【新日本】成田蓮が『G1』で勝利を強奪!金丸義信のウィスキーミストからザック・セイバーJr. を押し潰し白星先行「4連敗だ!“拷問の館”に拷問された!」

新日本プロレスは7月31日 (金)、香川・高松市総合体育館・第1競技場で真夏の最強戦士決定戦『G1 CLIMAX 36』第9戦を開催した。

第6試合に組まれたBブロック公式戦では、ザック・セイバーJr.(1勝3敗)と成田蓮(2勝2敗)が激突した。

両雄の過去の対戦成績は2勝2敗の全くの五分。

直近では昨年の秋、神戸の地で行われたIWGP世界ヘビー級王座戦で顔を合わせ、その際はザックが成田をセイバードライバーで退けている。
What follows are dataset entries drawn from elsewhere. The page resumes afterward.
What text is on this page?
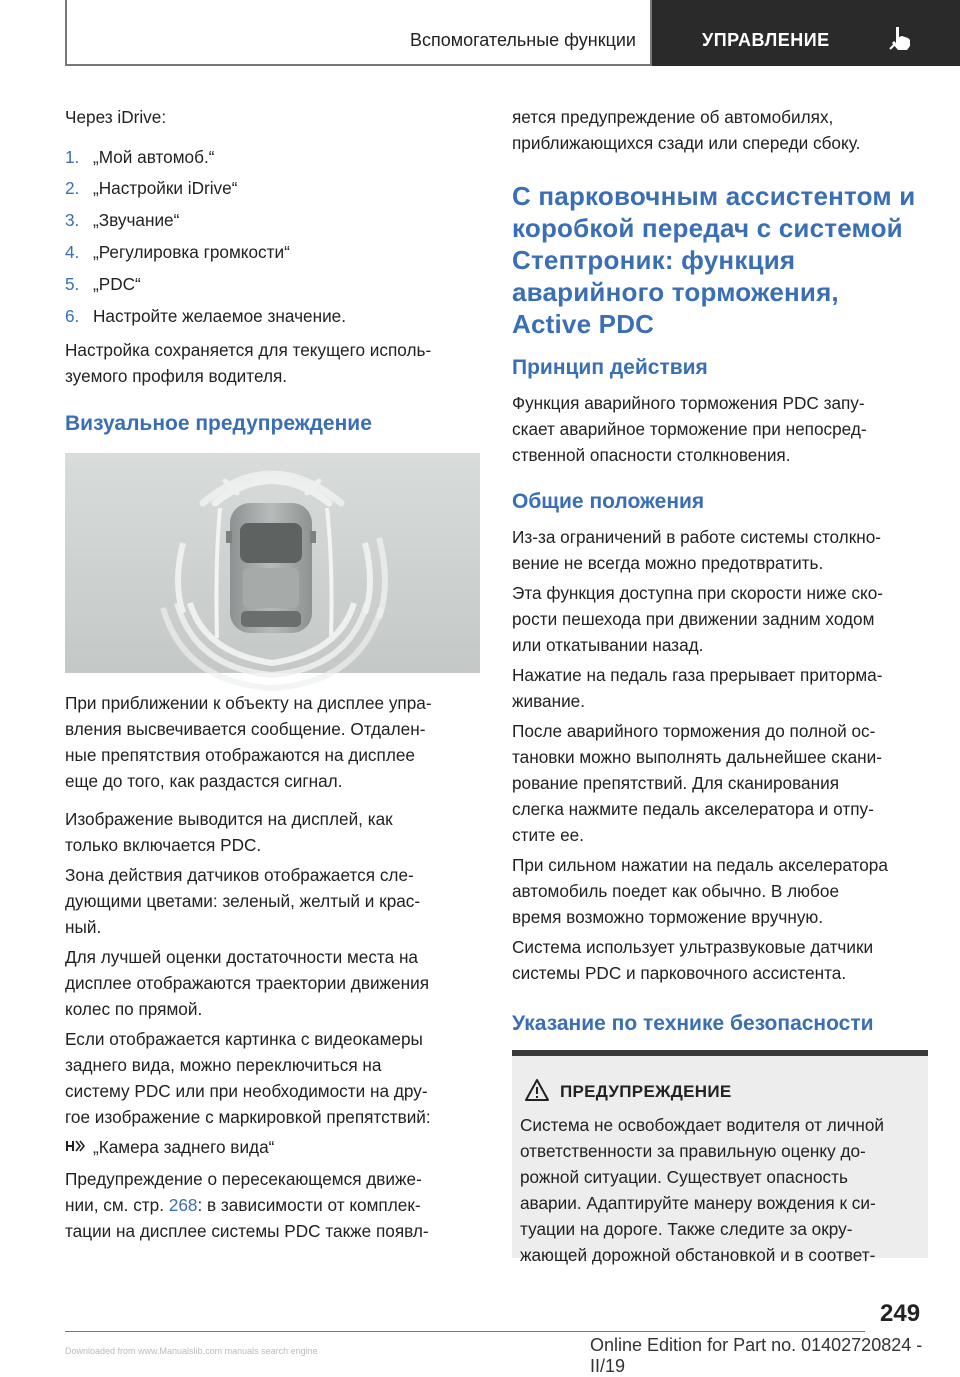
Вспомогательные функции	УПРАВЛЕНИЕ
Через iDrive:
1. „Мой автомоб.“
2. „Настройки iDrive“
3. „Звучание“
4. „Регулировка громкости“
5. „PDC“
6. Настройте желаемое значение.
Настройка сохраняется для текущего исполь-
зуемого профиля водителя.
Визуальное предупреждение
При приближении к объекту на дисплее упра-
вления высвечивается сообщение. Отдален-
ные препятствия отображаются на дисплее
еще до того, как раздастся сигнал.
Изображение выводится на дисплей, как
только включается PDC.
Зона действия датчиков отображается сле-
дующими цветами: зеленый, желтый и крас-
ный.
Для лучшей оценки достаточности места на
дисплее отображаются траектории движения
колес по прямой.
Если отображается картинка с видеокамеры
заднего вида, можно переключиться на
систему PDC или при необходимости на дру-
гое изображение с маркировкой препятствий:
„Камера заднего вида“
Предупреждение о пересекающемся движе-
нии, см. стр. 268: в зависимости от комплек-
тации на дисплее системы PDC также появл-
яется предупреждение об автомобилях,
приближающихся сзади или спереди сбоку.
С парковочным ассистентом и
коробкой передач с системой
Стептроник: функция
аварийного торможения,
Active PDC
Принцип действия
Функция аварийного торможения PDC запу-
скает аварийное торможение при непосред-
ственной опасности столкновения.
Общие положения
Из-за ограничений в работе системы столкно-
вение не всегда можно предотвратить.
Эта функция доступна при скорости ниже ско-
рости пешехода при движении задним ходом
или откатывании назад.
Нажатие на педаль газа прерывает приторма-
живание.
После аварийного торможения до полной ос-
тановки можно выполнять дальнейшее скани-
рование препятствий. Для сканирования
слегка нажмите педаль акселератора и отпу-
стите ее.
При сильном нажатии на педаль акселератора
автомобиль поедет как обычно. В любое
время возможно торможение вручную.
Система использует ультразвуковые датчики
системы PDC и парковочного ассистента.
Указание по технике безопасности
ПРЕДУПРЕЖДЕНИЕ
Система не освобождает водителя от личной
ответственности за правильную оценку до-
рожной ситуации. Существует опасность
аварии. Адаптируйте манеру вождения к си-
туации на дороге. Также следите за окру-
жающей дорожной обстановкой и в соответ-
249
Online Edition for Part no. 01402720824 - II/19
Downloaded from www.Manualslib.com manuals search engine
今回のG1において、開幕から黒星が先行し後がないザックとしては、前年の防衛戦の再現で白星を掴み取りたい一番であった。

しかし、リングには成田が属するユニット「HOUSE OF TORTURE(拷問の館)」の巧妙な罠が張り巡らされていた。

試合開始前から、金丸義信が放送席へ強引に居座り、不穏な空気を醸し出す。

ゴングが鳴ると、序盤こそ両者はテクニカルなリストの取り合いを展開し、ザックも本来のペースを掴みかける。

だが、エプロンに上がったディック東郷の執拗な介入がリズムを狂わせた。

ザックは東郷のパウダー攻撃をフロントキックで阻止し、成田をぶら下がり式腕ひしぎ逆十字固めで捕獲して意地を見せる。

しかし、この千載一遇の好機に、放送席から離脱した金丸が顔面へのウィスキーミストを噴射。

視界とペースを完全に奪われたザックは、一矢報いようと飛びつき式の腕ひしぎ逆十字固めを仕掛けるも、成田にそのまま体重を乗せて押し潰され、屈辱の3カウントを聞くこととなった。

悪夢の4連敗。試合後、怒り心頭のザックはゴングなどのアイテムを手当たり次第に掴むと、バックステージへと突進していった。

インタビュースペースに現れたザックの荒れ狂う様は、G1という過酷な舞台で味わう絶望の深さを物語っていた。

持参したイス、金属製のボックス、そしてスリッパを床に勢いよく叩きつけ、絞り出すように吠える。

「4連敗だ! “拷問の館”に拷問された! クソったれ、マジで最悪だ!」

世界屈指のテクニシャンとして名を馳せるザックにとって、己の技術を披露する間もなく介入によって試合を潰され、さらに連敗街道を突き進む現状は、まさに生き地獄に他ならない。

怒りの矛先は自嘲気味な表現へと変貌し、どん底の心境を吐露した。

「ライブ会場のモッシュピットの真ん中でクソを漏らすほうが、『G1』で4連敗するよりまだマシだ。チクショー!」

しかし、ただ悲観に暮れる男ではない。

ザックは床に叩きつけたスリッパを拾い上げると、不敵な眼差しでH.O.Tへの復讐を誓った。

「あのクソガキを見つけ出して、昔ながらのキツいお仕置きを食らわせてやる」

英国流のサブミッションではなく、あえて「スリッパでのお仕置き」を予告するあたりに、ザック特有のシニカルな怒りが滲み出ている。

一方、無法ファイトで大きな3勝目を掠め取った成田は、不気味な沈黙を貫きノーコメントで控室へ消えた。

どん底の1勝4敗に沈んだザック・セイバーJr.。

この深い闇から這い上がり、「拷問の館」に痛烈な逆襲を果たすことはできるのか。

Bブロックの波乱はさらに加速していく。